Personal information
- Full name: Artur Valeryevich Dilman
- National team: Kazakhstan
- Born: 29 August 1990 (age 36) Alma-Ata, Kazakh SSR, Soviet Union
- Height: 1.79 m (5 ft 10 in)
- Weight: 78 kg (172 lb)

Sport
- Sport: Swimming
- Strokes: Freestyle, medley
- College team: Drury University (U.S.)
- Coach: Brian Reynolds (U.S.)

Medal record
Men's swimming
Representing Kazakhstan
Asian Games
| Bronze medal – third place | 2010 Guangzhou | 4×100 m medley |
Asian Indoor Games
| Gold medal – first place | 2007 Macau | 4×100 m freestyle |
| Gold medal – first place | 2009 Hanoi | 4×100 m freestyle |
| Silver medal – second place | 2007 Macau | 100 m medley |
| Silver medal – second place | 2009 Hanoi | 100 m medley |
| Bronze medal – third place | 2007 Macau | 200 m medley |

= Artur Dilman =

Kazakhstani swimmer (born 1990)

Artur Valeryevich Dilman (Артур Валерьевич Дильман; born 29 August 1990) is a Kazakhstani swimmer, who specialized in freestyle and individual medley events. He represented his nation Kazakhstan at the 2008 Summer Olympics, and has won a career total of six medals (two in each color) in a major international competition, spanning both the indoor and outdoor Asian Games. Dilman also spent his college sports career in the United States as a member of the Drury Panthers swimming and diving team under head coach Brian Reynolds, while pursuing his sports management studies at Drury University in Springfield, Missouri.

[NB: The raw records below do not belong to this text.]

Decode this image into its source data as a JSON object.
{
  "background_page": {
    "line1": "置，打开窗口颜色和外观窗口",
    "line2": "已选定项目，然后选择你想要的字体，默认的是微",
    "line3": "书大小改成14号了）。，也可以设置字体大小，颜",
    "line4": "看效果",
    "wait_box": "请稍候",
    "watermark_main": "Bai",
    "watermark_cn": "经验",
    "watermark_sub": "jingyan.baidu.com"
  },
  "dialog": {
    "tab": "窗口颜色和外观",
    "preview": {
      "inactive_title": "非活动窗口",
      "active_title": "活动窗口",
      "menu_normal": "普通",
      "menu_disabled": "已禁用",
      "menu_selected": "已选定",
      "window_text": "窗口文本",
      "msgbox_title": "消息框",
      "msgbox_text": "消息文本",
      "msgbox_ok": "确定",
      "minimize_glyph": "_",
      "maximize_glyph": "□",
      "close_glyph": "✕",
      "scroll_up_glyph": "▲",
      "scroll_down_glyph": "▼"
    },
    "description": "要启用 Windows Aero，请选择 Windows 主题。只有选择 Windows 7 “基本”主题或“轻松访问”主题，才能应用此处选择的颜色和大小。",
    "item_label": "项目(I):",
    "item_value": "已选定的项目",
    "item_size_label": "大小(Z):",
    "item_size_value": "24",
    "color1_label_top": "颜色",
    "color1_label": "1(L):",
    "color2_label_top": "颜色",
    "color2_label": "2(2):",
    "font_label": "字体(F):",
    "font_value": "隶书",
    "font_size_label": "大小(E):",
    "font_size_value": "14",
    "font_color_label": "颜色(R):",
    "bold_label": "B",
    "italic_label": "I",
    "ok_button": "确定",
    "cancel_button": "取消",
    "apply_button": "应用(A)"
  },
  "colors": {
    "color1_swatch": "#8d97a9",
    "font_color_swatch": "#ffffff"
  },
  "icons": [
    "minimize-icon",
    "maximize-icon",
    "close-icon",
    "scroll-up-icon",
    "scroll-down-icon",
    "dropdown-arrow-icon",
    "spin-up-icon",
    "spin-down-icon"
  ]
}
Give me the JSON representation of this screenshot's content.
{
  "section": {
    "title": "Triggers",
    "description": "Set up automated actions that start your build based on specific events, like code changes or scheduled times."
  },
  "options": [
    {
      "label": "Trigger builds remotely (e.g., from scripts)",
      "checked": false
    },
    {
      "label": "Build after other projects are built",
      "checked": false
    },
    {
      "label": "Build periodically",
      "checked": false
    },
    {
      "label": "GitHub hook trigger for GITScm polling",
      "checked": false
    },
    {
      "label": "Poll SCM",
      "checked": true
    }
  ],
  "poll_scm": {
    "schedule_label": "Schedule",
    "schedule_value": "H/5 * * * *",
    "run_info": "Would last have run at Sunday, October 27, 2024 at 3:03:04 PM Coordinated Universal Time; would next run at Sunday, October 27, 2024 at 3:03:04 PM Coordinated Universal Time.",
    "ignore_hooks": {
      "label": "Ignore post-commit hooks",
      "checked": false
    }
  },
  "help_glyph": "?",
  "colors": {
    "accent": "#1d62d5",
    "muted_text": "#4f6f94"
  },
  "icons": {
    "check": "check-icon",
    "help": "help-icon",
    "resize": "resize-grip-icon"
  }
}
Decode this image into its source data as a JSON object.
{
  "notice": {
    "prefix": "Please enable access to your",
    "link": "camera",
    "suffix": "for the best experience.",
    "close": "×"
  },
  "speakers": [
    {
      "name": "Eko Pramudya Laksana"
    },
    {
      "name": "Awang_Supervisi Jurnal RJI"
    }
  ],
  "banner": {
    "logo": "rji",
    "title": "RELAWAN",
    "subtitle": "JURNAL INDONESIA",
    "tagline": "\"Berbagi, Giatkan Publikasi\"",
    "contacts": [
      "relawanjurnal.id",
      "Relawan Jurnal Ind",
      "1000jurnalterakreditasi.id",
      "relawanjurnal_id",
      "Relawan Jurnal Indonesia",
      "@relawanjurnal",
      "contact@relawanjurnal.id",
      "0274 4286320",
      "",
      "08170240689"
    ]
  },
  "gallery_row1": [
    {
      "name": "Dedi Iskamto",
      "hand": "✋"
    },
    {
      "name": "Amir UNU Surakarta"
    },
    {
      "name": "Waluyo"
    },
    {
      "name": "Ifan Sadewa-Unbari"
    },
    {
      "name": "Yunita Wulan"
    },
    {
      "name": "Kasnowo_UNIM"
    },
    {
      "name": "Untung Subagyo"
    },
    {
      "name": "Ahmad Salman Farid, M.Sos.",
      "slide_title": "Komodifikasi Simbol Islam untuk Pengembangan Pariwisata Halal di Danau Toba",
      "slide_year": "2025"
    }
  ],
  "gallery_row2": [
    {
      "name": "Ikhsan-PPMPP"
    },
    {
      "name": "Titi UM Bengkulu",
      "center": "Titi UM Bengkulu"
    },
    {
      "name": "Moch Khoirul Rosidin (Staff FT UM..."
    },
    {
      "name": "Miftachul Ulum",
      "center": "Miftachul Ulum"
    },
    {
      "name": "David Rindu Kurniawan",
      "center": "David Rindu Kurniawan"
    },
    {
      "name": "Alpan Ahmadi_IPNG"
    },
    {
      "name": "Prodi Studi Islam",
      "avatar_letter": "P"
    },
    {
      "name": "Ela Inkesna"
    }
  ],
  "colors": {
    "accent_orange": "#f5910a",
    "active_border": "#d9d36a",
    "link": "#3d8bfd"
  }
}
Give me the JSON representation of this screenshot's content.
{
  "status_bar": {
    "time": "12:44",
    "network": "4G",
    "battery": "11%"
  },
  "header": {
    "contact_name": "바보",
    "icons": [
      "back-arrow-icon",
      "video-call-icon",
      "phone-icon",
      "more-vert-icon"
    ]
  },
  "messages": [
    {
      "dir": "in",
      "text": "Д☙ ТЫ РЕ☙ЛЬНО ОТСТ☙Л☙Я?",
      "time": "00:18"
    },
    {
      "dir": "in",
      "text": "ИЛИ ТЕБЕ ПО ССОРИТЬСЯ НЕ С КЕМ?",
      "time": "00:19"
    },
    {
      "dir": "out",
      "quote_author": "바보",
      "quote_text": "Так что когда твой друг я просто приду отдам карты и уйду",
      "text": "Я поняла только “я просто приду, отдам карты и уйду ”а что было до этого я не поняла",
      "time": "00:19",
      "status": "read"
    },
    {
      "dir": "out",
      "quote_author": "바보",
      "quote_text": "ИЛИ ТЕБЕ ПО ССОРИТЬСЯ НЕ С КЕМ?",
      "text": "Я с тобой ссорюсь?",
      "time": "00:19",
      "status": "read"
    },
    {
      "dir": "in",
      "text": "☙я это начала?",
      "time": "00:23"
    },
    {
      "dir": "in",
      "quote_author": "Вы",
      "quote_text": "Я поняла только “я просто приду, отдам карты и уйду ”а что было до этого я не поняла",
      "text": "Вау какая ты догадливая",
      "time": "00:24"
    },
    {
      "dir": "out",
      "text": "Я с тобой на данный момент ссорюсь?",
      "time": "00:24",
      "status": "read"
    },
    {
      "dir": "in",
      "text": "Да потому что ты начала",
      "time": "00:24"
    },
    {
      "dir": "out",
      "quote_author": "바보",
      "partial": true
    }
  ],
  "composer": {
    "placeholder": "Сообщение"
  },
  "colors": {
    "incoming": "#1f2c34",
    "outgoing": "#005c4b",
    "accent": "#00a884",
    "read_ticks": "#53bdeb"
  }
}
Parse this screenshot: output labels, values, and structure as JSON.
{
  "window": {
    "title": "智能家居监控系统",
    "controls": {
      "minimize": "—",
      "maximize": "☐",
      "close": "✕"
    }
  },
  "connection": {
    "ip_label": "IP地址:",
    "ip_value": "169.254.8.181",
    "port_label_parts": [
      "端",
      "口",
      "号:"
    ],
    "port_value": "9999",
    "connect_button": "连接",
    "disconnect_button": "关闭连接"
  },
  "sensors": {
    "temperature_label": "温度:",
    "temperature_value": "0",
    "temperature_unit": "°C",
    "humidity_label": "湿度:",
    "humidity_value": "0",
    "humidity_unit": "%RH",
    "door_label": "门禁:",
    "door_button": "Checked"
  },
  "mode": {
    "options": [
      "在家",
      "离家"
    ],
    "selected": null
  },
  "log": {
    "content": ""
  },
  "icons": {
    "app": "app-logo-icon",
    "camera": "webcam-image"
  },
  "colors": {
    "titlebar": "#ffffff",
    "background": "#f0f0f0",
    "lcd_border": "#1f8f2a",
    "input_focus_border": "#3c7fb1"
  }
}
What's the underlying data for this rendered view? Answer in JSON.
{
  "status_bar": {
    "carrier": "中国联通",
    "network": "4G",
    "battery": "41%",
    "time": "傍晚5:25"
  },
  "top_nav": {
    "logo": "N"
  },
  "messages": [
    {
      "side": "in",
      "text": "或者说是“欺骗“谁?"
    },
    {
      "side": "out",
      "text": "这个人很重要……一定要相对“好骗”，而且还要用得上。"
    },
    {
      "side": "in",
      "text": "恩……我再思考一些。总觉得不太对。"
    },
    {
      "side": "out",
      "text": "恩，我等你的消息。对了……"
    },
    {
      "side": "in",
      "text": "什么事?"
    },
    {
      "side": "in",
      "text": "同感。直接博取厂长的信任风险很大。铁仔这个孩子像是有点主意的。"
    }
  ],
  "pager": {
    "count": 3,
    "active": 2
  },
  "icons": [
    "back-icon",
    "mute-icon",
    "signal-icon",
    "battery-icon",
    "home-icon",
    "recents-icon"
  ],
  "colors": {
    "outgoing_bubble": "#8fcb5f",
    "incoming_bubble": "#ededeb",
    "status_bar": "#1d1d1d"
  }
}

Dilman competed for the Kazakh swimming squad in the men's 200 m freestyle at the 2008 Summer Olympics in Beijing. Leading up to the Games, he snatched the top spot with a 1:52.42 to clear the invincible FINA B-cut (1:52.53) by 0.11 of a second at the Kazakhstan Open Championships in Almaty. Swimming in heat two, Dilman tried to hold on with Singapore's Bryan Tay and Estonia's Vladimir Sidorkin heading into the 150-metre turn for the top three spots, but faded down the final stretch to finish with a fifth-place time in 1:52.90. Dilman failed to advance into the semifinals, as he placed fifty-second overall out of fifty-eight swimmers in the prelims.

On 17 June 2012, Dilman ordered a six-month suspension by the Kazakhstan Swimming Federation, after he was tested positive for a banned substance methylhexaneamine, following an in-competition doping test at the ENKA Open in Istanbul. On 13 March 2013, Dilman helped out his college team Drury Panthers to claim their ninth consecutive title in the men's freestyle relay at the NCAA Division II Swimming Championships.